FAR 7.502 explains the scope of the service-contracting policies in this subpart. It says these requirements apply to all contracts for services, which means agencies and contracting personnel must use the subpart whenever they are acquiring services under a contract vehicle. It also identifies important exclusions: services obtained through personnel appointments, advisory committees, and personal services contracts issued under statutory authority are not covered. In practice, this section tells contracting officials when the subpart’s rules must be followed and when a different legal framework governs the relationship. Its purpose is to prevent misapplication of service-contracting rules to arrangements that are handled by separate personnel, advisory, or statutory authorities.
- 7.503
Policy.
FAR 7.503 states the core policy on inherently governmental functions: agencies may not use contracts to perform work that must be reserved to government officials and employees. It explains that agency judgments about whether a function is inherently governmental can be reviewed and changed by appropriate Office of Management and Budget officials, which underscores that this is a governmentwide control issue, not just an agency preference.

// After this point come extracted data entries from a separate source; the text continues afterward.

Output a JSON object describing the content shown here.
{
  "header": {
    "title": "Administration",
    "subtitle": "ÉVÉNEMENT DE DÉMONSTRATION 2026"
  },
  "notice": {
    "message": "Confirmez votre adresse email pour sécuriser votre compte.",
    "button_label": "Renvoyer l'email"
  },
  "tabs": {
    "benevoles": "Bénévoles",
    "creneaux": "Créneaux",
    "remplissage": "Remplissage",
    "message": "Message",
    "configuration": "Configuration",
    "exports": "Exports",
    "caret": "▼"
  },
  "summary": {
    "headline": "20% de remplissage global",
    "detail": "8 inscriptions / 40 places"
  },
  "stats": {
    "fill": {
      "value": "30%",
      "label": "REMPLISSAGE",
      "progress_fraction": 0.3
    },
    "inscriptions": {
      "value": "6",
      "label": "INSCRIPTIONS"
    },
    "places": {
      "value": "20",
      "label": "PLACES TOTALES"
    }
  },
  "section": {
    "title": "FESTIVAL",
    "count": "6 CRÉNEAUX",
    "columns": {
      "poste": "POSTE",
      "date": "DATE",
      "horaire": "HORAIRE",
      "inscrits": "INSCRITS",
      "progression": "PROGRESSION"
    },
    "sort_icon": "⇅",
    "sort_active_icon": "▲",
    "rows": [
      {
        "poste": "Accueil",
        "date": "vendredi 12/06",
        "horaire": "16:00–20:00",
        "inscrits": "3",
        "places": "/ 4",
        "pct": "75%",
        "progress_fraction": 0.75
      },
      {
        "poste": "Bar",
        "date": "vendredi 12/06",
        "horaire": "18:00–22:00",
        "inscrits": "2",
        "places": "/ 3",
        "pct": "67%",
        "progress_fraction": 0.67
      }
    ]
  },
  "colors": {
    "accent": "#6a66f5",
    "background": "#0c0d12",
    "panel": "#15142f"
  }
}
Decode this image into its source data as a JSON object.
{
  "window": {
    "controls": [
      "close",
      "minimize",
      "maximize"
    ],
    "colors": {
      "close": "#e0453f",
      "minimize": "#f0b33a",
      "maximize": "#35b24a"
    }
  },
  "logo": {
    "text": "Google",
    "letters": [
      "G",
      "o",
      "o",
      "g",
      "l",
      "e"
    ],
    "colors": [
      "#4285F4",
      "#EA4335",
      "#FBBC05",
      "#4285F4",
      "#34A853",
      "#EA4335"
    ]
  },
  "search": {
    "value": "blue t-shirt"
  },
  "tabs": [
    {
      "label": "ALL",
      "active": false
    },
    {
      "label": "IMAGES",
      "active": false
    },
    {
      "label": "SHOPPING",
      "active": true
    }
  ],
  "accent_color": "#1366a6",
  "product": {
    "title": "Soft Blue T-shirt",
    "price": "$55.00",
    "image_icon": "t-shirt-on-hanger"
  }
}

The section then gives a nonexclusive list of functions that are inherently governmental or must be treated that way, including criminal investigations, prosecutions and adjudications, military command, foreign policy, agency policy decisions, budget priorities, direction of federal employees, intelligence operations, hiring decisions, approval of position descriptions and performance standards, property disposal decisions, procurement decisions, FOIA release decisions, security clearance hearings, licensing actions, budget policy, collection and control of public funds, treasury account control, administration of public trusts, and drafting congressional or audit responses. It also lists functions generally not inherently governmental, such as budget support, reorganization planning, policy analysis support, regulation development support, acquisition planning support, technical proposal evaluation support, statement-of-work support, and FOIA support, while warning that these services can become problematic depending on how they are structured and administered. In practice, this section is meant to help agencies draw the line between permissible contractor support and prohibited contractor control, especially in sensitive areas where contractors could influence official judgment or exercise governmental authority. For contractors, it signals that even when a service is allowed, the contract must be carefully written and managed so the contractor does not make decisions reserved to the Government.